Differential protein expression due to CDK12 regulation represents a subset of differential gene expression events. (A) Top: volcano plot of the global proteome analysis in SK-BR-3 cells (n_all = 6119 proteins detected by ≥ 2 peptides). Dotted horizontal line denotes point at which p_adj = 0.01. Dotted vertical lines lineate events with |fold change| > 1 s.d. (σ) from the mean. Bottom: distribution of fold change values for all differential protein expression events with p_adj < 0.01. Green vertical lines denote mean log₂ (fold change) values (μ) for up and downregulation. Dotted lines are the ± 1 σ lines extended from the top plot. (B) Histogram of RNA-seq expression values (fragments per kb of exon per million fragments mapped (FPKM)) for all coding genes and genes with corresponding proteins detected by mass spectrometry with ≥ 1 unique peptides (dark blue bars) or ≥ 2 unique peptides (light blue bars). 64% of proteins detected by global proteome analysis in SK-BR-3 cells had corresponding transcripts that were detected (as defined by FPKM >1) in the RNA-seq data. (C) Correlation of fold change values from global transcriptome and proteome analysis in SK-BR-3 cells (r²_all = 0.14, P < 10⁻⁵). Events with significant fold change values (p_adj < 0.01) in both datasets are shown in red (r² = 0.88, P < 10⁻⁵). Events significant only in the transcriptome and proteome are colored yellow and blue, respectively. (D) GSEA pre-ranked analysis assigned a NES representing the extent of over-representation of genes of a pathway at the top or bottom of a ranked list. Positive and negative NES values represent up- and downregulated pathways, respectively. For each pathway, NES values in the SK-BR-3 transcriptome and proteome are shown. Red markers represent NES values significant in both datasets (FDR < 0.1). The dotted red line shows the general trend of these points. Blue and yellow markers represent NES values only significant in proteome and transcriptome, respectively.

Figure 8.

CDK12 downregulates the long isoform of DNAJB6 through ALE splicing. (A) Exon structure of the long (-L) and short (-S) isoforms of DNAJB6, corresponding to Ensembl transcripts ENST00000262177 and ENST00000429029, respectively.

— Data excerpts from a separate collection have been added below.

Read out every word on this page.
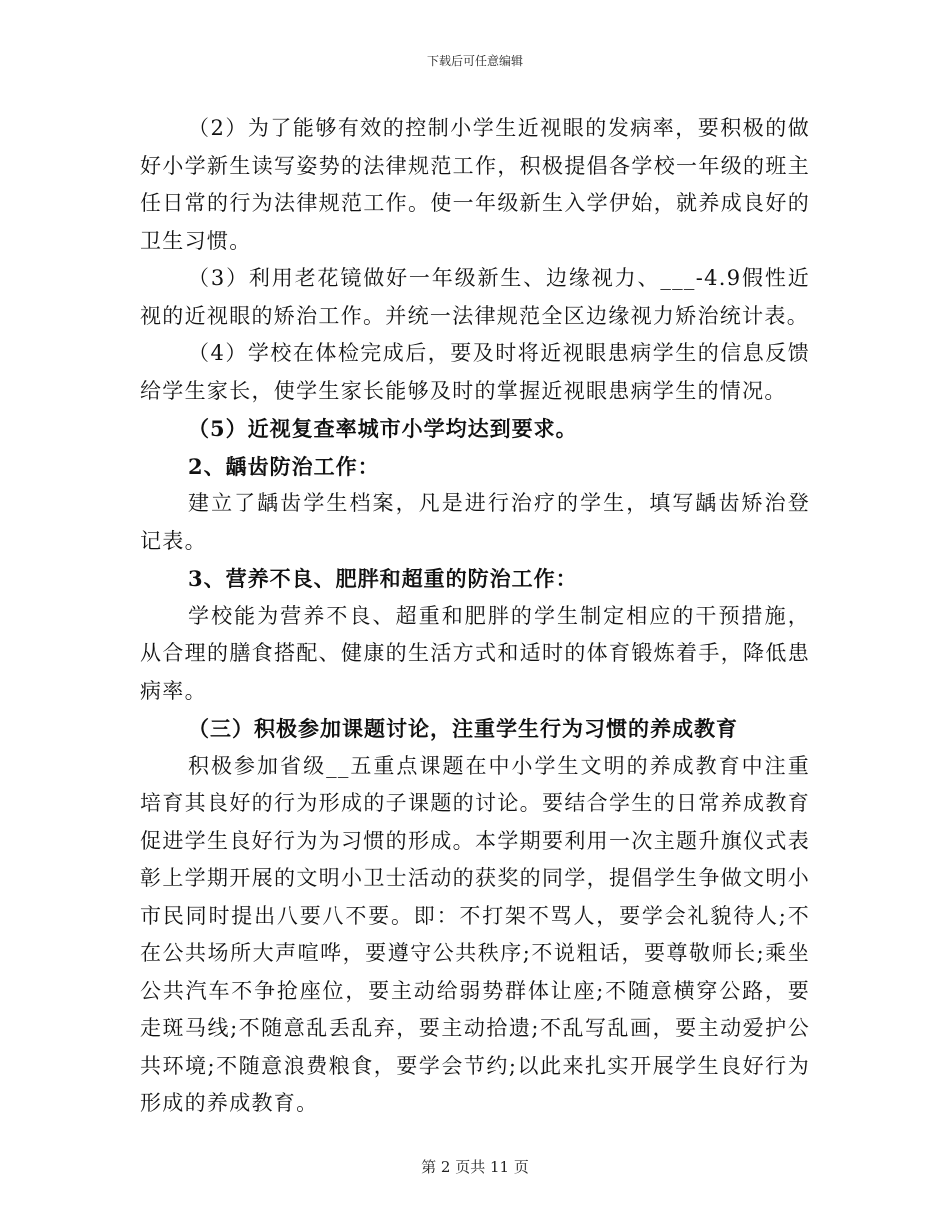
下载后可任意编辑

（2）为了能够有效的控制小学生近视眼的发病率，要积极的做好小学新生读写姿势的法律规范工作，积极提倡各学校一年级的班主任日常的行为法律规范工作。使一年级新生入学伊始，就养成良好的卫生习惯。

（3）利用老花镜做好一年级新生、边缘视力、___-4.9假性近视的近视眼的矫治工作。并统一法律规范全区边缘视力矫治统计表。

（4）学校在体检完成后，要及时将近视眼患病学生的信息反馈给学生家长，使学生家长能够及时的掌握近视眼患病学生的情况。

（5）近视复查率城市小学均达到要求。

2、龋齿防治工作：

建立了龋齿学生档案，凡是进行治疗的学生，填写龋齿矫治登记表。

3、营养不良、肥胖和超重的防治工作：

学校能为营养不良、超重和肥胖的学生制定相应的干预措施，从合理的膳食搭配、健康的生活方式和适时的体育锻炼着手，降低患病率。

（三）积极参加课题讨论，注重学生行为习惯的养成教育

积极参加省级__五重点课题在中小学生文明的养成教育中注重培育其良好的行为形成的子课题的讨论。要结合学生的日常养成教育促进学生良好行为为习惯的形成。本学期要利用一次主题升旗仪式表彰上学期开展的文明小卫士活动的获奖的同学，提倡学生争做文明小市民同时提出八要八不要。即：不打架不骂人，要学会礼貌待人;不在公共场所大声喧哗，要遵守公共秩序;不说粗话，要尊敬师长;乘坐公共汽车不争抢座位，要主动给弱势群体让座;不随意横穿公路，要走斑马线;不随意乱丢乱弃，要主动拾遗;不乱写乱画，要主动爱护公共环境;不随意浪费粮食，要学会节约;以此来扎实开展学生良好行为形成的养成教育。

第 2 页共 11 页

NLS, nuclear localization signal. (B) Quantification of DNAJB6-L and DNAJB6-S transcript levels (FPKM) after CDK12 depletion in SK-BR-3 and MDA-MB-231 cells by RNA-seq using Cufflinks. Error bars represent s.d. (C) Validation of changes in DNAJB6-L and DNAJB6-S transcript expression after CDK12 depletion in SK-BR-3 and MDA-MB-231 cells by quantitative reverse transcriptase-polymerase chain reaction (qRT-PCR). Error bars denote the 99% confidence interval range. (D) Relative quantification of changes in DNAJB6-L and DNAJB6-S protein expression due to CDK12 depletion in MDA-MB-231 cells by western blot analysis (detailed in Supplementary Methods).

Figure 9.

CDK12 promotes cell migration and invasion in MDA-MB-231 triple-negative breast cancer cells. (A) CDK12 siRNA-1 and a CDK12 cDNA plasmid were used to manipulate the expression levels of CDK12 and for correlation to DNAJB6-S/L mRNA isoform expression, as measured by qRT-PCR. PCR primers targeting the exon 12–13 junction of CDK12 amplify both the endogenous CDK12 mRNA and the CDK12 mRNA from the ectopic CDK12 cDNA. PCR primers targeting the 5΄ UTR of CDK12 specifically amplify the endogenous mRNA only. Error bars denote the 99% confidence interval. (B) Representative images of MDA-MB-231 cell invasion into collagen matrix as assayed by scratch wound experiments. Images shown for control cells (Ctrl), cells over-expressing CDK12 (OE), cells depleted of CDK12 by siRNA (Dep) and cells depleted of CDK12 and transfected with CDK12 cDNA (Res). Scale bar represents 300 μm. (C) Rates of MDA-MB-231 cell migration and invasion. Error bars represent s.d. of curve fits to the migration and invasion data in Supplementary Figure S10 (n = 4 per condition, detailed in Supplementary Methods). The student's t-test was used for statistical comparisons (*P < 0.0001). (D) The rate of cell invasion is proportional to DNAJB6-L mRNA expression (r² = 0.97, P = 0.03). Horizontal error bars denote the 99% confidence interval range from qRT-PCR analysis. Vertical error bars represent the s.d. of curve fits to the data in Supplementary Figure S10.